Cash assets are any economic resource that can be easily converted into cash. These assets often hold high levels of liquidity and can be used to ensure the financial ability of a business or individual to conduct day-to-day operations. Cash assets are normally classified as current assets for accounting purposes, but the definition differs slightly. Current assets are normally expected to be converted to cash within an operating cycle, which is typically one year. However, cash assets are unique to current assets, as they generally must be convertible to cash within three months or less.

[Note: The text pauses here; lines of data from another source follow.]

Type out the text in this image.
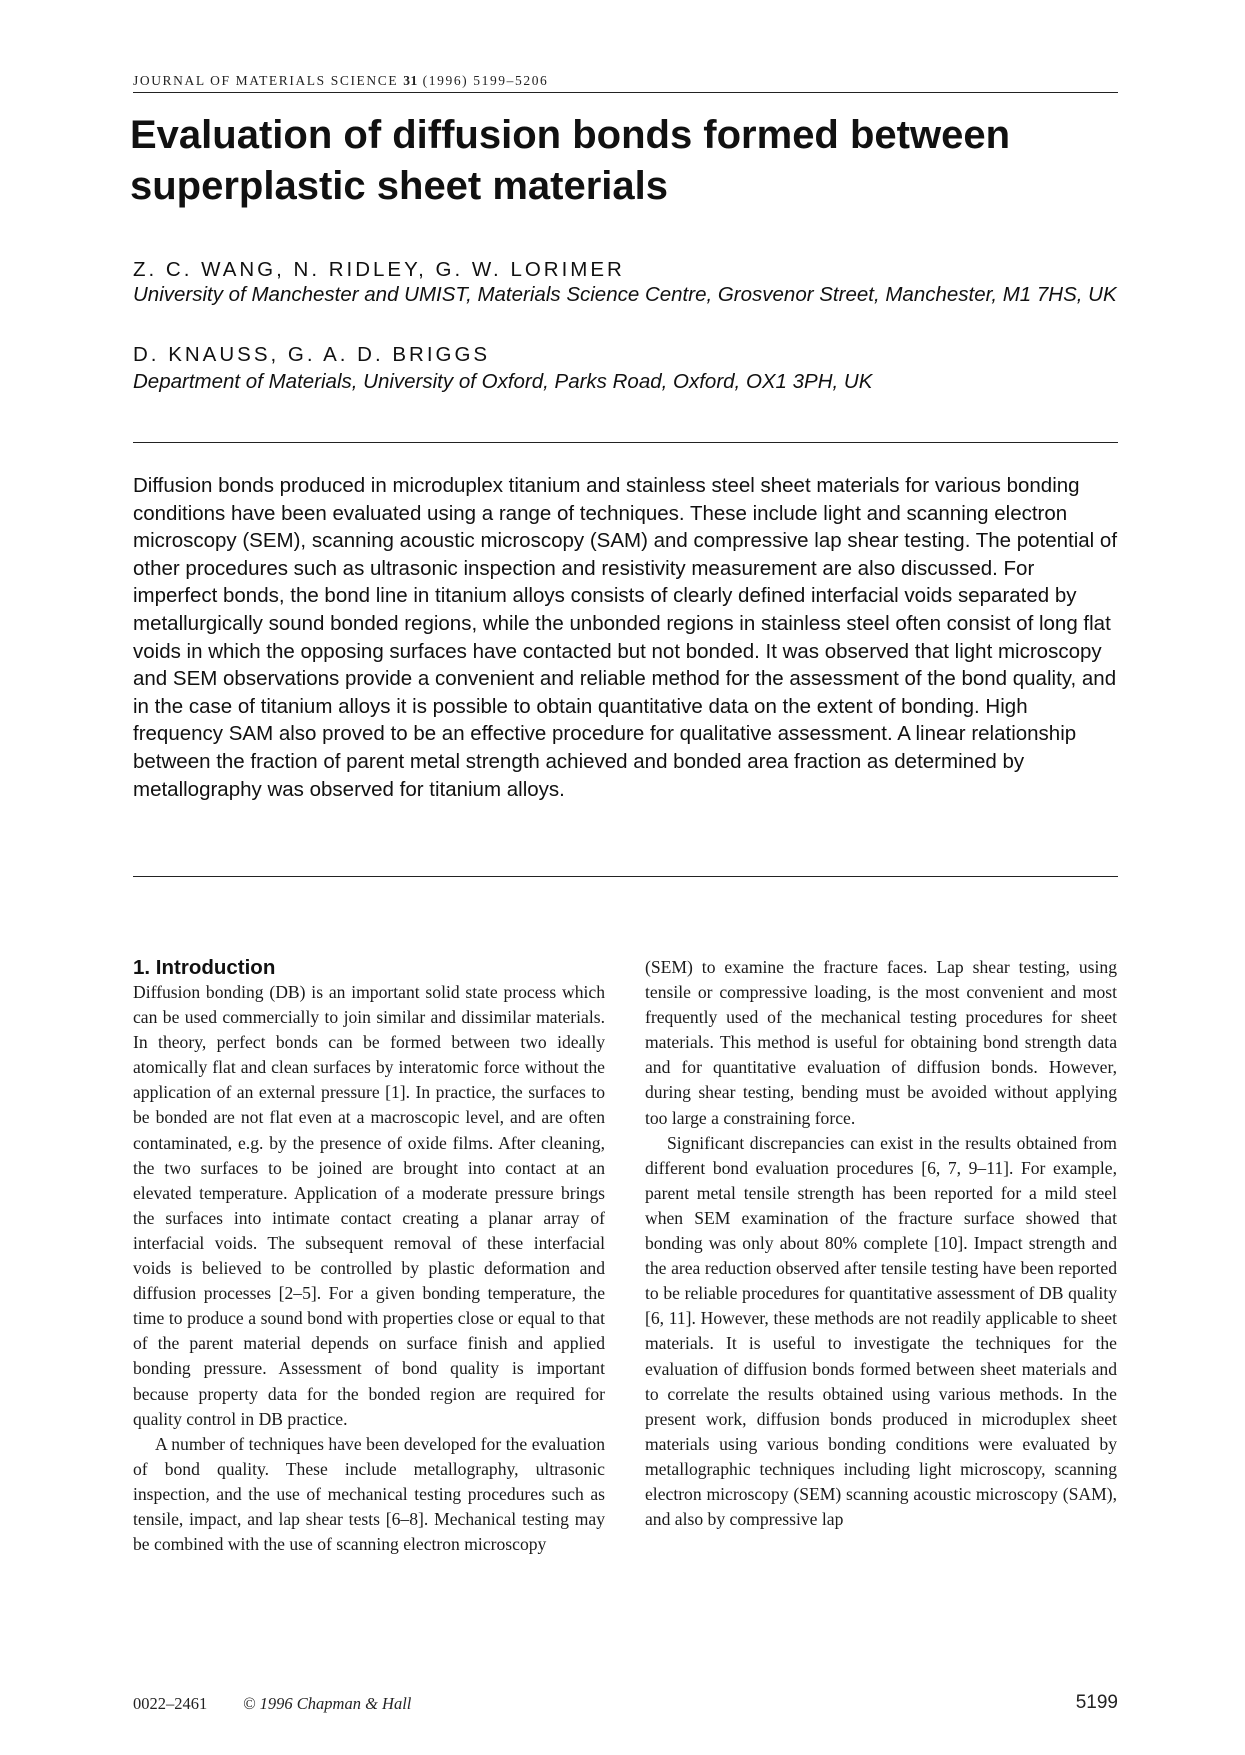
JOURNAL OF MATERIALS SCIENCE 31 (1996) 5199–5206
Evaluation of diffusion bonds formed between superplastic sheet materials
Z. C. WANG, N. RIDLEY, G. W. LORIMER
University of Manchester and UMIST, Materials Science Centre, Grosvenor Street, Manchester, M1 7HS, UK
D. KNAUSS, G. A. D. BRIGGS
Department of Materials, University of Oxford, Parks Road, Oxford, OX1 3PH, UK

Diffusion bonds produced in microduplex titanium and stainless steel sheet materials for various bonding conditions have been evaluated using a range of techniques. These include light and scanning electron microscopy (SEM), scanning acoustic microscopy (SAM) and compressive lap shear testing. The potential of other procedures such as ultrasonic inspection and resistivity measurement are also discussed. For imperfect bonds, the bond line in titanium alloys consists of clearly defined interfacial voids separated by metallurgically sound bonded regions, while the unbonded regions in stainless steel often consist of long flat voids in which the opposing surfaces have contacted but not bonded. It was observed that light microscopy and SEM observations provide a convenient and reliable method for the assessment of the bond quality, and in the case of titanium alloys it is possible to obtain quantitative data on the extent of bonding. High frequency SAM also proved to be an effective procedure for qualitative assessment. A linear relationship between the fraction of parent metal strength achieved and bonded area fraction as determined by metallography was observed for titanium alloys.

1. Introduction

Diffusion bonding (DB) is an important solid state process which can be used commercially to join similar and dissimilar materials. In theory, perfect bonds can be formed between two ideally atomically flat and clean surfaces by interatomic force without the application of an external pressure [1]. In practice, the surfaces to be bonded are not flat even at a macroscopic level, and are often contaminated, e.g. by the presence of oxide films. After cleaning, the two surfaces to be joined are brought into contact at an elevated temperature. Application of a moderate pressure brings the surfaces into intimate contact creating a planar array of interfacial voids. The subsequent removal of these interfacial voids is believed to be controlled by plastic deformation and diffusion processes [2–5]. For a given bonding temperature, the time to produce a sound bond with properties close or equal to that of the parent material depends on surface finish and applied bonding pressure. Assessment of bond quality is important because property data for the bonded region are required for quality control in DB practice.

A number of techniques have been developed for the evaluation of bond quality. These include metallography, ultrasonic inspection, and the use of mechanical testing procedures such as tensile, impact, and lap shear tests [6–8]. Mechanical testing may be combined with the use of scanning electron microscopy

(SEM) to examine the fracture faces. Lap shear testing, using tensile or compressive loading, is the most convenient and most frequently used of the mechanical testing procedures for sheet materials. This method is useful for obtaining bond strength data and for quantitative evaluation of diffusion bonds. However, during shear testing, bending must be avoided without applying too large a constraining force.

Significant discrepancies can exist in the results obtained from different bond evaluation procedures [6, 7, 9–11]. For example, parent metal tensile strength has been reported for a mild steel when SEM examination of the fracture surface showed that bonding was only about 80% complete [10]. Impact strength and the area reduction observed after tensile testing have been reported to be reliable procedures for quantitative assessment of DB quality [6, 11]. However, these methods are not readily applicable to sheet materials. It is useful to investigate the techniques for the evaluation of diffusion bonds formed between sheet materials and to correlate the results obtained using various methods. In the present work, diffusion bonds produced in microduplex sheet materials using various bonding conditions were evaluated by metallographic techniques including light microscopy, scanning electron microscopy (SEM) scanning acoustic microscopy (SAM), and also by compressive lap

0022–2461 © 1996 Chapman & Hall	5199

Such assets may include treasury bills, money market funds, commercial paper, and other assets that can be easily converted to cash. Any other financial investment or deposit that will mature in three months or less also qualifies as an asset. Assets that can be accounted for financially, but are not considered liquid assets, include property, equipment, and other investments with maturities greater than three months. Intangible assets, such as patents, trademarks, and copyrights, are also not considered liquid assets.
Companies record cash assets in an effort to help creditors, investors, and other entities make decisions regarding the company. For example, a company that has applied to a creditor for equity funds to market a new product will be more likely to receive financing if the company’s balance sheet reflects a higher liquid asset ratio than other applicants. The higher ratio of liquid assets generally reflects a higher probability that the company will be able to service the debt. Accounting for a company’s liquid assets can also allow management to determine the effects of daily decisions regarding the company’s cash flow, since assets are reported on the company’s balance sheet.

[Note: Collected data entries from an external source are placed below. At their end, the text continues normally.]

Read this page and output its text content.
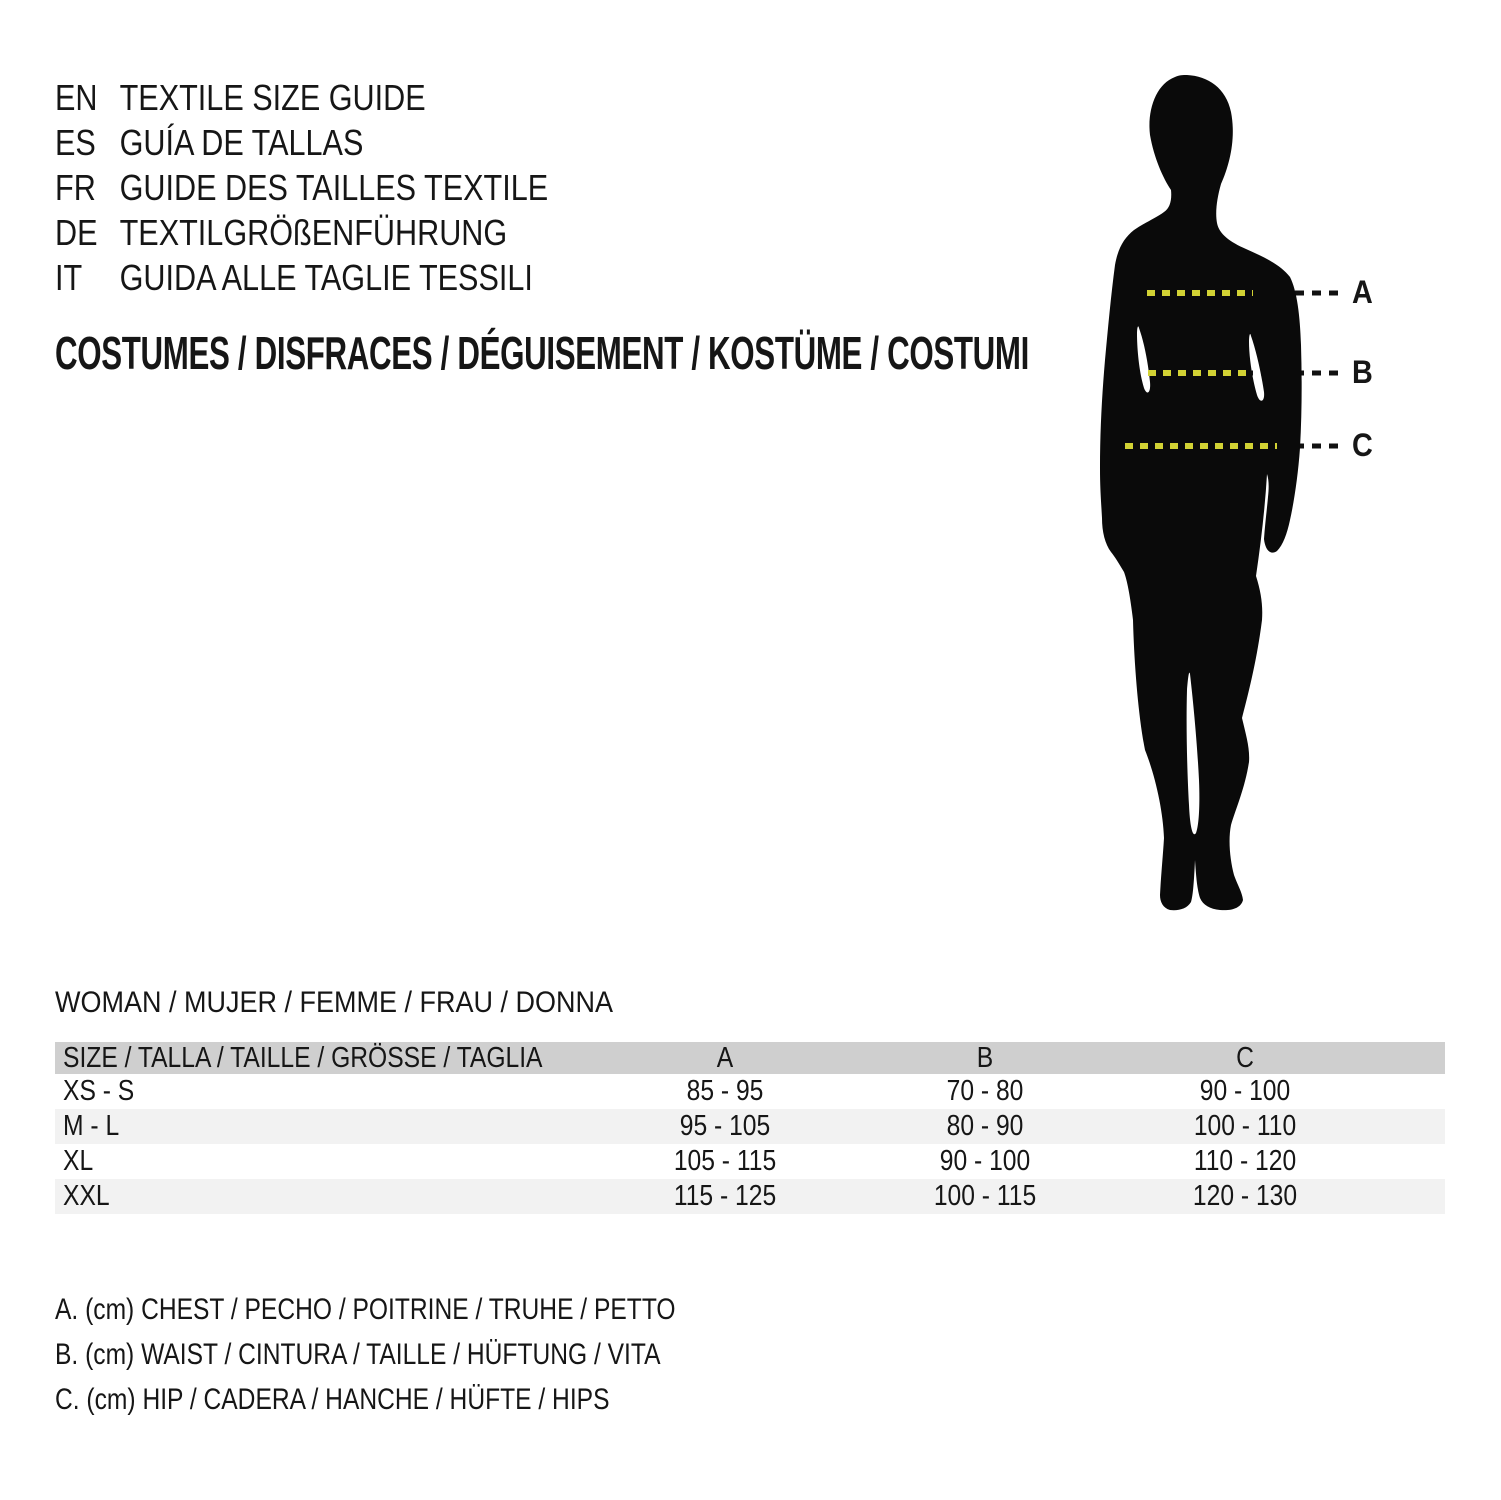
EN TEXTILE SIZE GUIDE
ES GUÍA DE TALLAS
FR GUIDE DES TAILLES TEXTILE
DE TEXTILGRÖßENFÜHRUNG
IT	GUIDA ALLE TAGLIE TESSILI
COSTUMES / DISFRACES / DÉGUISEMENT / KOSTÜME / COSTUMI
A
B
C
WOMAN / MUJER / FEMME / FRAU / DONNA
SIZE / TALLA / TAILLE / GRÖSSE / TAGLIA	A	B	C
XS - S	85 - 95	70 - 80	90 - 100
M - L	95 - 105	80 - 90	100 - 110
XL	105 - 115	90 - 100	110 - 120
XXL	115 - 125	100 - 115	120 - 130
A. (cm) CHEST / PECHO / POITRINE / TRUHE / PETTO
B. (cm) WAIST / CINTURA / TAILLE / HÜFTUNG / VITA
C. (cm) HIP / CADERA / HANCHE / HÜFTE / HIPS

Cash assets can be calculated for an individual for the same reasons as a business, although they are generally calculated on a smaller scale. An individual’s assets can be counted to determine the probability that they will repay a loan that they might apply for. Assets may also be counted for personal reasons, such as an annual review of one’s financial portfolio. In some cases, the need to report these assets is for tax or debt purposes.
An individual’s liquid assets may include their checking and savings accounts, stock bonds, and short-term deposits. The criteria for determining a cash asset is usually the same as for businesses: the asset must be easy to convert to cash within three months. Regional laws and methods for calculating these assets may vary. Most often, this form of financial audit is performed by a professional, who generally understands local laws and accepted methods.